Clearly, there is increasing demand for tools that allow analysts to find relevance in a growing sea of data. Over the past few years, most of the innovation in analytics has been in the area of automated information analysis, a technique that attempts to reveal relevant insights automatically. We are, however, nowhere near the point where we can remove the analyst from the equation. In fact, the most important component in the analytic process, when searching for the unknown, is human judgment. It is still the analyst who makes the discovery. Successful next-generation products must therefore deliver highly effective innovation that is analyst-centric.
Next-generation BI products must address the shortcomings of the past generation and allow analysts to rapidly assimilate, comprehend and act on all of the information at their disposal - even when they don’t know what questions to ask.
Interactive Analytics (a new form of data visualization) delivers on this promise. The human brain has unparalleled pattern-recognition capabilities. Visualization uses visual metaphors to support our cognitive operations, enabling us to explore and understand data by enhancing our ability to detect patterns, relationships and anomalies. As an integral part of the analysis, visualization supports the ability to pose questions through direct interaction with the displays that are rendered.
Interactive Analytics holds great promise for quickly and effectively detecting relevant insights, and is based on highly interactive visualizations that allow analysts to rapidly identify and comprehend non-obvious patterns within the data. These visualizations include relationship graphs for link analysis, charts and heat maps for quantitative analysis, timelines for temporal analysis, and maps for geospatial context. Supported by powerful functions to integrate and manipulate data and share results, this approach yields actionable intelligence within compressed time frames.
Three emerging innovations that support Interactive Analytics are Interactive Visualization, Unified Data Views and Collaborative Analysis. These technologies comprise the pillars of this new approach, a human-centric approach to data analysis.

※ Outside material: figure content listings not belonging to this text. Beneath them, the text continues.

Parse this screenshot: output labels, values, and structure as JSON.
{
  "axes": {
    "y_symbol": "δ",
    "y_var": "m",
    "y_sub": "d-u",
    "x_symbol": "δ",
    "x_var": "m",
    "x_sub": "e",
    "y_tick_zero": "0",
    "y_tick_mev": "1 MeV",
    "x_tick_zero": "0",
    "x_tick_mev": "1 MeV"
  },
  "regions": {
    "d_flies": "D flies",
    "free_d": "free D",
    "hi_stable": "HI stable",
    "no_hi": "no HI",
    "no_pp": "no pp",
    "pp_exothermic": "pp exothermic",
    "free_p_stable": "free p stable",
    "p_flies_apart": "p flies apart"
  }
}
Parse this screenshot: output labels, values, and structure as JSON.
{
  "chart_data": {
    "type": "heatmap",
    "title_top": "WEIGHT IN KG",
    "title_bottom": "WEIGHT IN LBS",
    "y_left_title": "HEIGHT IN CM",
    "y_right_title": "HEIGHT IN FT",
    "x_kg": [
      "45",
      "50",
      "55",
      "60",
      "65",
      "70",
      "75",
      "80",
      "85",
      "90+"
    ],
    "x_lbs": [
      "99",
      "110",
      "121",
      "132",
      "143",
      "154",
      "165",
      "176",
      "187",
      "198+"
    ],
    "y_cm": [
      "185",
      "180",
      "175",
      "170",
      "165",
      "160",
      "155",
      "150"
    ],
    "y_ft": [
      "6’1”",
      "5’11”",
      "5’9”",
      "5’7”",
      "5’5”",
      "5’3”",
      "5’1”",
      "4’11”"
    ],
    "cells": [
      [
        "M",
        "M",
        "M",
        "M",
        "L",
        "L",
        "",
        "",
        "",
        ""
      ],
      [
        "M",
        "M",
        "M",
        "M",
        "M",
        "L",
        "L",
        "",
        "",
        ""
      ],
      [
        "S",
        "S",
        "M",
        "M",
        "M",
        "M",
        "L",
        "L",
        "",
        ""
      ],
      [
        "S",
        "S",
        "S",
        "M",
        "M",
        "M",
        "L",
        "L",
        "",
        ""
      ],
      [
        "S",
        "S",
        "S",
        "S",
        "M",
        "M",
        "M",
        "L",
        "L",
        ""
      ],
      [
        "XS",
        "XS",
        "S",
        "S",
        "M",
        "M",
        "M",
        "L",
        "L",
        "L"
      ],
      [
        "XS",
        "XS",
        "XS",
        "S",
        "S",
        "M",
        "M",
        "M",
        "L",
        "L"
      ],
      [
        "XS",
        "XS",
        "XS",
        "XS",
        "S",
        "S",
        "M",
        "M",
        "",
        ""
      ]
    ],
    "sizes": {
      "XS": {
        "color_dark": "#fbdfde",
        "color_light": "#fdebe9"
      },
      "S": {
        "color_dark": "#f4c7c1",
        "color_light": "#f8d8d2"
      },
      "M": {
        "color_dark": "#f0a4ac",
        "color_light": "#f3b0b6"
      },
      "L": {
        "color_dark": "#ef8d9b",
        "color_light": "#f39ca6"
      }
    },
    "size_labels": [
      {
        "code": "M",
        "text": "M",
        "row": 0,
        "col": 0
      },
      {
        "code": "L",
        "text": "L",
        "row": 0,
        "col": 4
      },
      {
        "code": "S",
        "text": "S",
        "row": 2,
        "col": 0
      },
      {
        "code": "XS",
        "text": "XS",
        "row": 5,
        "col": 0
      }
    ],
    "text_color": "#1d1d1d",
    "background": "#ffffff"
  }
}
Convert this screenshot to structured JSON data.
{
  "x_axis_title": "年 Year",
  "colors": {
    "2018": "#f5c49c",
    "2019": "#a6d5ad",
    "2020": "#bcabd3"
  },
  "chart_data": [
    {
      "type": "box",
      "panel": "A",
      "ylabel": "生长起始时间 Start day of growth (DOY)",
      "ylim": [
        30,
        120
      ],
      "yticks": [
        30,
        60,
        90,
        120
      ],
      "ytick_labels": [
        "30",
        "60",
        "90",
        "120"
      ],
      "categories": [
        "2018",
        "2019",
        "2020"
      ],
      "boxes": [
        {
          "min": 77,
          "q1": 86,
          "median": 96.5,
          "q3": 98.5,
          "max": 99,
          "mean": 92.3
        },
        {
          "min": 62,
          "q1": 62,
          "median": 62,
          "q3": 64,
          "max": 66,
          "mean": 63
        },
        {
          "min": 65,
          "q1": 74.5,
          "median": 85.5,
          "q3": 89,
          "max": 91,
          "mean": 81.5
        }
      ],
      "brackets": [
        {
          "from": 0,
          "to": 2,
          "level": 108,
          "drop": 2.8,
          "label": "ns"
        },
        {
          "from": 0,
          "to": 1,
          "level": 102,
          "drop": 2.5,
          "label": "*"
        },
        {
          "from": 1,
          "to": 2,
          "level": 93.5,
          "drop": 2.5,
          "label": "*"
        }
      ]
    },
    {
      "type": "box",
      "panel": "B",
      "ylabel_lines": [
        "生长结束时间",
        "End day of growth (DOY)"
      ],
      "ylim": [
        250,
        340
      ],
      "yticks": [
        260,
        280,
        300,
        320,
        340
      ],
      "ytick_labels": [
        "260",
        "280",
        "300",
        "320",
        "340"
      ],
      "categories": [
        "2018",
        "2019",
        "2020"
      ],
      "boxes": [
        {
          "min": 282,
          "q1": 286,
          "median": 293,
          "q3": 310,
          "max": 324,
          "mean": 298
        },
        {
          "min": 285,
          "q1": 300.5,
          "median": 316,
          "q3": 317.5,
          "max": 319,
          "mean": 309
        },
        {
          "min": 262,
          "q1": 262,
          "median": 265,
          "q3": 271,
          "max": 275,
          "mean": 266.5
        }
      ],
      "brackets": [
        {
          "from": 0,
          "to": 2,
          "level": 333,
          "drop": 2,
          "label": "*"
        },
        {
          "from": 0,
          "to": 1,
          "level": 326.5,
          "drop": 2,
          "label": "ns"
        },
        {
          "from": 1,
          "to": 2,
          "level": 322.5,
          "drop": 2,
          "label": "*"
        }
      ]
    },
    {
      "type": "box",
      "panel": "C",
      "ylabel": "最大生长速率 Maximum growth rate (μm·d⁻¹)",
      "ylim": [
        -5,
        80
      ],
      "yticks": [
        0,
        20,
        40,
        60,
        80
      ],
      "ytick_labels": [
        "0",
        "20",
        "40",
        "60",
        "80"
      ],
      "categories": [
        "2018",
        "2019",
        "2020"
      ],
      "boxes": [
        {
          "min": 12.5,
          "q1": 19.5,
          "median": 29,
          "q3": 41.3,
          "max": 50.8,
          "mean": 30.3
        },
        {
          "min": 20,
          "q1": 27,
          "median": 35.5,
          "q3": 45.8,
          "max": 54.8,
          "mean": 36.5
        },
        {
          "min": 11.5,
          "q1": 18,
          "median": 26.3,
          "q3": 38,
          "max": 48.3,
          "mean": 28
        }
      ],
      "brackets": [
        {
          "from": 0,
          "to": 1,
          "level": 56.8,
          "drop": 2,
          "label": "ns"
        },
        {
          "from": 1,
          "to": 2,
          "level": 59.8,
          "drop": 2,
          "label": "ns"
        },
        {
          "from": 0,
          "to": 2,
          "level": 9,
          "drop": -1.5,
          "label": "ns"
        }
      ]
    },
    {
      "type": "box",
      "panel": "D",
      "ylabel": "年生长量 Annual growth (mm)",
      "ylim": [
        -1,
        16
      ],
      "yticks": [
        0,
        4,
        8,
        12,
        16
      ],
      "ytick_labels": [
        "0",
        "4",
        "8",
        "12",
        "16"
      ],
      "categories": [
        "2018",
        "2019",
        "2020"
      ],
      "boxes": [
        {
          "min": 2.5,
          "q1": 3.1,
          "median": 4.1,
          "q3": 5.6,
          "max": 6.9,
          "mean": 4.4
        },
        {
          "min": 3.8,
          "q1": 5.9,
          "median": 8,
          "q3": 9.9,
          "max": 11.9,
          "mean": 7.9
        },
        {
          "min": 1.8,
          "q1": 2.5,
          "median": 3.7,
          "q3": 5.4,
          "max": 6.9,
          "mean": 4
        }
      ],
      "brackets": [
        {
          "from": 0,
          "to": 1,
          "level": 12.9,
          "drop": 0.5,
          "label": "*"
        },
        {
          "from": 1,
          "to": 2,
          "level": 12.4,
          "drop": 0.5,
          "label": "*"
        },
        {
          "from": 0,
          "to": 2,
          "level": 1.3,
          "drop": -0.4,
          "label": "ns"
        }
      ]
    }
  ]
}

Most analysis tools require one to know what one is looking for in advance, such as: “What is my revenue by region?” or “How many customers do I have?” This is contrary to navigating an information space and determining what is of interest on the fly. Today, businesses need to discover the unknown.
Relationship graphs, which fall under the science of link analysis, are is used to discover and understand relationships between seemingly unrelated entities. Link analysis can be used to visualize virtually any data set and is widely being used in social network analysis as well as other applications and industries, such as showing linkages between people-products-stores or patients-drugs-symptoms. The relationship graph below, for example, shows linkages between products (blue shield) and customer transactions (green money). The analyst has isolated specific products for which there are ten or more linkages to transactions, products, or both. This type of visualization allows analysts to draw definitive conclusions that individual charts would not reveal, such as:
- The volume of transactions varies by product
- Buying behavior in the form of single and multi-product transactions differs
- Individual transactions include one, two, three or more products
Figure A. Linkages Between Products and Customer Transactions
Armed with this intelligence, the analyst may want to grow this picture to include customers, promotions, lifestyle cluster codes and other characteristics useful in understanding business performance. She may want to explore regional variations in buying behavior, profit margins, store performance and customer value. Since Interactive Analytics empowers the analyst to explore data in an unconstrained way, these questions can easily be answered.